The present invention relates to ring lasers, and particularly to an all-fiber Brillouin ring laser, having a sub-milliwatt pump threshold power.
Present, commercially available, ring lasers typically comprise three or more mirrors, positioned in a medium, such as helium neon gas, and oriented to form a ring-shaped cavity for guiding counter-propagating waves therethrough. Rotation of the ring-shaped cavity causes each of the counter-propagating waves to experience a frequency shift, proportional to the rotation rate. By measuring the frequency difference between the counter-propagating waves, the ring laser provides an indication of rotation rate, and thus, may be used as a highly accurate rotation sensor, e.g., for inertial navigation. One common problem with these ring lasers is that counter-propagating waves tend to become frequency locked, and insensitive to rotation. Such frequency locking may be prevented by continuously dithering (mechanically vibrating) the laser, however, the need for a mechanical dithering system tends to defeat the principal purpose of the ring laser, viz., providing a reliable, accurate, rotation sensor without moving parts. The frequency locking problem may be caused by the fact that the laser's gain is bidirectional, that is, the same collection of HeNe atoms are utilized for stimulated emission of both counter-propagating waves. Accordingly, it is believed that frequency locking may be avoided by utilizing a laser in which the gain is unidirectional. One type of laser having such unidirectional gain is a Brillouin fiber ring laser, in which energy for stimulated Brillouin emission is provided by a pump light wave which counter-propagates relative to the Brillouin wave.
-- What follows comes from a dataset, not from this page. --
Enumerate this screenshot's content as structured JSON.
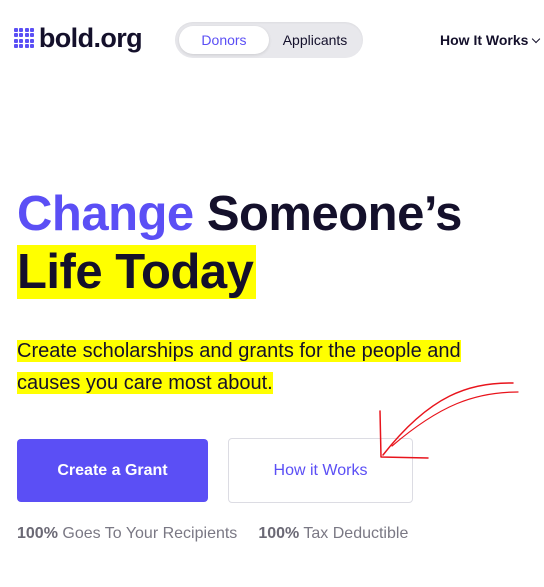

Prior art Brillouin fiber lasers are typically lossy, hybrid devices, in which the resonant laser cavity is formed from both fiber optic and bulk optic components. For example, lenses, mirrors, and beam splitters are commonly coupled to long lengths of single-mode fiber. Maintaining alignment of these components is difficult, particularly if they are subjected to shock or vibration. Further, the round trip losses of light circulating through the laser's resonant cavity are quite high, for example, on the order of 70%. Consequently, high threshold pump power, e.g., on the order of 100 mW is required to achieve Brillouin gain. It is believed that even the most carefully constructed prior art Brillouin fiber lasers would require threshold powers of more than 10 mW.
Prior art Brillouin lasers have, therefore, commonly utilized high power, single frequency lasers, e.g., argon gas lasers, for the pump. Such a laser, however, has inherently poor stability, in terms of frequency drift, unless special stabilization techniques are employed. Further, the coherence length of such lasers is relatively short, and therefore, the purity of the single frequency light is relatively poor.
Accordingly, there is a need in the art for an improved Brillouin laser having low round trip cavity losses, so that a highly stable, low power, long coherence length, single frequency laser, such as a helium neon laser, can be used as a pump.